Evaluating Statistics for Search Clauses

For search clauses, the optimizer can look up specific values on the distribution page, if these values are known at compile time. In this case, it first identifies the distribution page and the number of steps with the following trace output:

Qualifying stat page; pgno: page_number steps: steps

For atomic datatypes (datatypes such as tinyint, smallint, int, char, varchar, binary, and varbinary, which are not internally implemented as structures), it prints the constant value the search argument supplied to the optimizer. It looks like this:

Search value: constant_value

If the value is implemented as a structure, the following message is output to indicate that the optimizer does not waste time building the structure's printable representation:

*** CAN'T INTERPRET ***

Distribution Page Value Matches

If an exact match is found on the distribution page, the following message is printed:

Match found on statistics page

This is followed by information pertaining to the number and location of step values found on the distribution page. Since the optimizer knows approximately how many rows exist between step values, it uses this information to estimate how many logical I/Os would be performed for this clause. To indicate this information, one of the following messages is displayed:

equal to several rows including 1st or last -use endseveralSC

This indicates that several steps matched the constant and that they were found either at the beginning or at the end of the distribution page.

equal to a single row (1st or last) -use endsingleSC

This indicates that only one step matched the constant and it was found either at the beginning or at the end of the distribution page.

equal to several rows in middle of page -use midseveralSC

This indicates that several steps matched the constant and that they were found in the middle of the distribution page.

equal to single row in middle of page -use midsingleSC

This indicates that several steps matched the constant and that they were found in the middle of the distribution page.

Values Between Steps or Out of Range

If an exact match of the search value is not found on the distribution page, the optimizer uses different formulas in its statistical estimate. The computation is based on the relational operator used in the clause, the step number, the number of steps, and the density. First, the optimizer needs to find the first step value that is less than the search value. In these cases, you see the following message:

No steps for search value -qualpage for LT search value finds

Depending on whether the search value is outside the first or last step value or contained within steps, the optimizer will print one of the following messages:

value < first step -use outsideSC
value > last step -use outsideSC

The first message indicates that the query's search value is smaller than the first entry on the distribution page. The second message indicates that the query's search value is larger than the last entry on the distribution page. If the constant is a valid value in the table, these messages indicate that update statistics may need to be run.

value between step K, K+1, K=step_number -use betweenSC

This message indicates that the query's search value falls between two steps on the distribution page. You can only confirm here that the step number seems reasonable.
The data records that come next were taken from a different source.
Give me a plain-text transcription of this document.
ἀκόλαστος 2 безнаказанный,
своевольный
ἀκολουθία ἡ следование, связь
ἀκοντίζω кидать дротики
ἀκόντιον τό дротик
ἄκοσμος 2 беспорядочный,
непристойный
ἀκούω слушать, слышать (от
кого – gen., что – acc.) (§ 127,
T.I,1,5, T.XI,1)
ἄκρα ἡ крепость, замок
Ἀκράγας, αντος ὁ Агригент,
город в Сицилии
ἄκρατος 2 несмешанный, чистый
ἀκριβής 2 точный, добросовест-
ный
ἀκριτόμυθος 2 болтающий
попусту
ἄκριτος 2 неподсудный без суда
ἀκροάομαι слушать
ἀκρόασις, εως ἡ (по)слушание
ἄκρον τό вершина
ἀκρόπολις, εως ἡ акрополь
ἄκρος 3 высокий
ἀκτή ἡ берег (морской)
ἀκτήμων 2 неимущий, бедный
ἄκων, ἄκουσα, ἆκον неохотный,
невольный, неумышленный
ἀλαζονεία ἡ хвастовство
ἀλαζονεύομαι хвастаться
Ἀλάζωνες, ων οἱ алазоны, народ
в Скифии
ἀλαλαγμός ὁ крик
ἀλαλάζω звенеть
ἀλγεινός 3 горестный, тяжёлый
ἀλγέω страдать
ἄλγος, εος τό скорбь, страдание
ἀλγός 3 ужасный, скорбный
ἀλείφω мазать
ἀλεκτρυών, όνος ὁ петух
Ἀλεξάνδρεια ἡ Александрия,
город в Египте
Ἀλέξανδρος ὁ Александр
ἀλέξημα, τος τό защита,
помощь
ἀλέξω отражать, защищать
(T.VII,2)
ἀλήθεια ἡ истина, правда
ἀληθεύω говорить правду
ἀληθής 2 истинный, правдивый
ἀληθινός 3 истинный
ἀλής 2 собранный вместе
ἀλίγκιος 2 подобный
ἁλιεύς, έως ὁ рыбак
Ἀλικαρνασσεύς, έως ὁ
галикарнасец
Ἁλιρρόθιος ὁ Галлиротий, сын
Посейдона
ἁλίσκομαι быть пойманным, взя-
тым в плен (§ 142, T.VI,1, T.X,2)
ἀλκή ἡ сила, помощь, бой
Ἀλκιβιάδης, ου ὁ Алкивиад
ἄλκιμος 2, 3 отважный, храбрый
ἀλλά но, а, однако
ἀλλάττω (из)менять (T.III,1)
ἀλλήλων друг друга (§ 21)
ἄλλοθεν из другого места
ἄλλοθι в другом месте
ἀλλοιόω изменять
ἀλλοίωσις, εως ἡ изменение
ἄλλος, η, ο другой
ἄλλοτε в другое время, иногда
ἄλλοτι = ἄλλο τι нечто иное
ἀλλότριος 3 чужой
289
For example, if the step value of "K" is 3 and you suspect that the query's search value should fall towards the end of the table, something could be wrong. It would be reasonable then to expect the value of "K" to be larger (that is, towards the end of the distribution page). This may be another indication that update statistics needs to be run.

Range Query Messages

For a range query, the trace facility looks up the steps for both the upper and lower bounds of the query. This message appears:

Scoring SARG interval, lower bound.

After displaying the costing estimates for the lower bound, the net selectivity is calculated and displayed as:

Net selectivity of interval: float_value

Search Clauses with Unknown Values

A common problem the optimizer faces is that values for search criteria are not known until run time. Common scenarios that make the optimizer unable to use distribution statistics include:

In cases like these, the optimizer tries to make intelligent guesses based on average values. For example, if a distribution page exists for the index and the query is an equality comparison, the optimizer uses the density of the index (that is, the average number of duplicates) to estimate the number of rows.

Otherwise, the optimizer uses a "magic" number: it assumes that 10 percent of the table will match an equality comparison, 25 percent of the table will match a closed interval comparison, and 33 percent of the table will match for inequality and open interval comparisons. In these cases, the trace facility prints:

SARG is a subbed VAR or expr result or local variable (constat = number) -use magicSC or densitySC

Stored procedures and triggers need special attention to ensure efficient query plans. Many procedures are coded with where clauses based on input parameters. This behavior can cause some difficulty in troubleshooting. Consider a query whose single where clause may be very selective under one parameter and return nearly the entire table under another. These types of stored procedures can be difficult to debug, since the procedure cache could potentially have multiple copies in cache, each with a different plan. Since these plans are already compiled, users may be assigned a plan that may not be appropriate for their input parameter.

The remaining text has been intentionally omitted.